Si concesse un ultimo atto di tregua perso nella luce del sole che filtrava tra gli alberi della vallata. Guardò il braccio e il fiore di loto dorato. Prese un paio di pinze dalla cassetta, poi chiuse gli occhi cercando in sé stesso il coraggio. Equivaleva a tagliare il cordone ombelicale, a liberarsi definitivamente della troppo ingombrante presenza dei suoi genitori: faceva male, ma era necessario. Le immagini che gli apparvero in testa affossarono gli ultimi frammenti del suo cuore: Kathy che rideva in quella vasca vuota o addormentata sotto il lenzuolo con la treccia sparsa sul cuscino. Più cambiava e più gli piaceva, questa era sempre stata la verità. La biondina ordinaria con quella treccia non l'avrebbe nemmeno guardata, ma quei capelli color cenere e quegli occhi blu lo facevano impazzire. La sua angoscia, la sua voglia di fuggire, la sua tenacia. Trattenne il fiato e si tolse i ganci con la pinza, per quanto male facesse, era più doloroso pensare che lei non fosse più, che fosse morta. Gettò i dispositivi in un cestino a fianco del tavolo. Si fasciò il tatuaggio sporco di sangue e lo coprì con la manica. Chiuse la cassetta del pronto soccorso e la riassettò in ordine come gli era stato insegnato da sua madre, con precisione e cura, con calma. Infine, uscì di nuovo all'aperto e si incamminò verso valle.
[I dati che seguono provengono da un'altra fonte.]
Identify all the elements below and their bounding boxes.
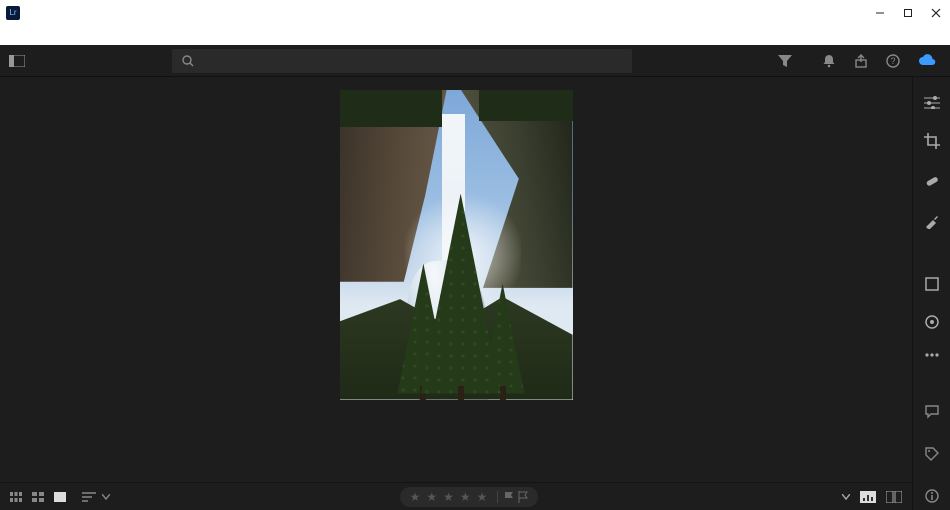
bell-icon[interactable] (822, 54, 836, 68)
menubar (0, 25, 950, 45)
chevron-down-icon (102, 494, 110, 500)
window-maximize-button[interactable] (894, 0, 922, 25)
versions-icon[interactable] (925, 315, 939, 329)
chevron-down-icon (842, 494, 850, 500)
bottom-bar: ★ ★ ★ ★ ★ (0, 482, 912, 510)
zoom-level[interactable] (838, 494, 850, 500)
keywords-tag-icon[interactable] (925, 447, 939, 461)
compare-view-icon[interactable] (886, 491, 902, 503)
svg-text:?: ? (890, 56, 895, 66)
app-icon: Lr (6, 6, 20, 20)
cloud-sync-icon[interactable] (918, 54, 936, 68)
help-icon[interactable]: ? (886, 54, 900, 68)
photo-viewer[interactable] (0, 77, 912, 412)
top-toolbar: ? (0, 45, 950, 77)
healing-brush-icon[interactable] (924, 173, 940, 189)
right-tool-rail (912, 77, 950, 510)
flag-reject-icon[interactable] (518, 491, 528, 503)
star-3-icon[interactable]: ★ (443, 490, 454, 504)
window-close-button[interactable] (922, 0, 950, 25)
masking-brush-icon[interactable] (924, 213, 940, 229)
single-view-icon[interactable] (54, 492, 66, 502)
window-titlebar: Lr (0, 0, 950, 25)
window-minimize-button[interactable] (866, 0, 894, 25)
star-4-icon[interactable]: ★ (460, 490, 471, 504)
flag-pick-icon[interactable] (504, 491, 514, 503)
presets-panel-icon[interactable] (925, 277, 939, 291)
search-input[interactable] (172, 49, 632, 73)
rating-control[interactable]: ★ ★ ★ ★ ★ (400, 487, 539, 507)
grid-small-icon[interactable] (10, 492, 22, 502)
main-photo-waterfall (340, 90, 573, 400)
filmstrip[interactable] (0, 412, 912, 482)
star-1-icon[interactable]: ★ (410, 490, 421, 504)
edit-sliders-icon[interactable] (924, 95, 940, 109)
search-icon (182, 55, 194, 67)
info-icon[interactable] (925, 489, 939, 503)
more-icon[interactable] (925, 353, 939, 357)
comments-icon[interactable] (925, 405, 939, 419)
sort-button[interactable] (82, 492, 110, 502)
filter-icon[interactable] (770, 55, 800, 67)
share-icon[interactable] (854, 54, 868, 68)
histogram-toggle-icon[interactable] (860, 491, 876, 503)
star-5-icon[interactable]: ★ (477, 490, 488, 504)
crop-icon[interactable] (924, 133, 940, 149)
left-panel-toggle-icon[interactable] (0, 55, 34, 67)
star-2-icon[interactable]: ★ (426, 490, 437, 504)
grid-large-icon[interactable] (32, 492, 44, 502)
Non sapeva ancora cosa fare, ma intendeva darsi un paio d'ore per decidere quale dei tanti piani studiati negli anni fosse il più intelligente: forse camminare gli avrebbe fatto bene. Ora che era coperto dal giaccone, si godeva i raggi del sole mattutino sulla pelle del viso. Ogni passo lontano da Kathy e da quella maledetta scuola si sentiva meglio. Spense il suo cuore, concentrandosi sul presente e sul suo prossimo futuro. Due ore dopo, stava seduto sotto la pensilina degli autobus. Una gentile vecchietta gli aveva dato qualche spicciolo per il biglietto in cambio di un aiuto a caricare la spesa al supermercato: lo stava salutando dal finestrino della sua auto. Michael le sorrise di ricambio. "Difficile resistere a un rosso" pensò soddisfatto. Qualche istante più tardi l'autobus si fermò davanti a lui, salì: obliterò il biglietto e si rifugiò sul fondo. Il volto sempre nascosto dal cappuccio della giacca. Prese dalla tasca il panino che gli aveva dato quella signora insistendo che non va bene saltare il pranzo e lo addentò soddisfatto.